Robert Mugabe was ousted from power last November by the military - which is unconstitutional - but only one, brief round of gunfire  was heard around the city - against a handful of politicians who fled into exile last November. So far no one has been reported missing since then. 

Mugabe’s departure was greeted with ecstasy across the country even within the heart of the ruling Zanu PF party. Many surrounding countries, in the region, privately welcomed the end of Mugabe’s 37 year rule. 

The new government, lead by Mnangangwa was legally installed in power before the end of that month, and has pledged to hold free and fair elections in July, without any violence or voter roll cheating, which punctuated Mugabe’s election victories since the emergence of the Movement for Democratic Change in 1999. 

South African Kumi Naidoo, Chair of Africans Rising for Justice Peace and Dignity and incoming Secretary General at Amnesty International said:”For Grace Mugabe this is is an outrageous abuse of power which not only violates national laws but also international treaties and obligations.  Zimbabweans need accountability and the legal system in Zimbabwe should compel her to pay back all these resources unlawfully accumulated.”

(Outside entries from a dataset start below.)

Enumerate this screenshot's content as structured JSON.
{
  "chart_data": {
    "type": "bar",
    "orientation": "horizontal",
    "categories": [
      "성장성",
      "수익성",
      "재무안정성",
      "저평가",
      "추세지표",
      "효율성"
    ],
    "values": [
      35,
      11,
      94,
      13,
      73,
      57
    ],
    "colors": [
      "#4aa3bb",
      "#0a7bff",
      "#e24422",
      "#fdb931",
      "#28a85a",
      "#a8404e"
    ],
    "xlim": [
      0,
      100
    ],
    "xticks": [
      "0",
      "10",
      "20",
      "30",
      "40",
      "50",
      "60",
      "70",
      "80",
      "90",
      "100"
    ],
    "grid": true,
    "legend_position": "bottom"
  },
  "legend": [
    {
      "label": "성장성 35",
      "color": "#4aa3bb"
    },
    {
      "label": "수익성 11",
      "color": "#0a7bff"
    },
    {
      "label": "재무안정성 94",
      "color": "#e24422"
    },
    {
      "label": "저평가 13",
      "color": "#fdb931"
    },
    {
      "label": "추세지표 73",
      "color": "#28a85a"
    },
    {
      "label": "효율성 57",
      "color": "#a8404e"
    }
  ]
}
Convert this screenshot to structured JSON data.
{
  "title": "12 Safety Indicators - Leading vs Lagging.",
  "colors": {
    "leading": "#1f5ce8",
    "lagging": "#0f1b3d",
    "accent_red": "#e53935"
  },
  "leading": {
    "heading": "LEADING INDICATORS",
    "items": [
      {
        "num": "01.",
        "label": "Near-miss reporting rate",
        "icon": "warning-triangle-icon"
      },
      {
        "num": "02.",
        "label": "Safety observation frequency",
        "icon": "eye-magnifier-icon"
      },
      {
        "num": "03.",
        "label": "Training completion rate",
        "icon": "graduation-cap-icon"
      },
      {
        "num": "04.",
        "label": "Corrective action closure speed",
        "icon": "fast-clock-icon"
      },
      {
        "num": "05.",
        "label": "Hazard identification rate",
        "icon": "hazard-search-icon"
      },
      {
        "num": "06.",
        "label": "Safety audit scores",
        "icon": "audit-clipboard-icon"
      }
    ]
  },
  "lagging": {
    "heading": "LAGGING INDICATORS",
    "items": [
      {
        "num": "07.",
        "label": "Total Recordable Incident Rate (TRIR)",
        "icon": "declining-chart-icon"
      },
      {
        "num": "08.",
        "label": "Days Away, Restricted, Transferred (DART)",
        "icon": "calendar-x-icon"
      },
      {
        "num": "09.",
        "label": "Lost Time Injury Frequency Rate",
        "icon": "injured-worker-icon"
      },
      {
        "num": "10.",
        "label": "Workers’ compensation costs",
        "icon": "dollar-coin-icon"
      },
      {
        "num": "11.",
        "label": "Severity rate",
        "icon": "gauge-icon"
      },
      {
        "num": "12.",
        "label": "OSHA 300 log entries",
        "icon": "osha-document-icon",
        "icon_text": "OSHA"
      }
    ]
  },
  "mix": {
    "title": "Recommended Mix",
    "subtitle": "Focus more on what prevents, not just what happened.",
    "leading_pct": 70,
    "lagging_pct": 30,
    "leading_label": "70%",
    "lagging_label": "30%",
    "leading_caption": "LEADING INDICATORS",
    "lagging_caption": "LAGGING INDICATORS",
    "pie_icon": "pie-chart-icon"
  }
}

Blondie Leatham, who runs the last protected place for Zimbabwe’s remaining few rhino’s in southern Zimbabwe said he was “shocked” to hear why the Parks board had been sacked. He said poaching syndicates use elephant ivory to boost their turnover when they couldn’t find the more valuable rhino horn. “We are very depressed about continuing rhino poaching and all other poaching, particularly elephants. Soon there will be nothing left.”

"If they charge and arrest her, (Grace Mugabe) and she goes to jail for wildlife crimes, that will changes the dynamic of the entire perception of wildlife trafficking across Africa,” Steirn said. 

Grace Mugabe’s ‘indemnity’ from when she was first lady will be challenged in court in Pretoria in May in connection with allegations she beat up and wounded a young Johannesburg woman last August.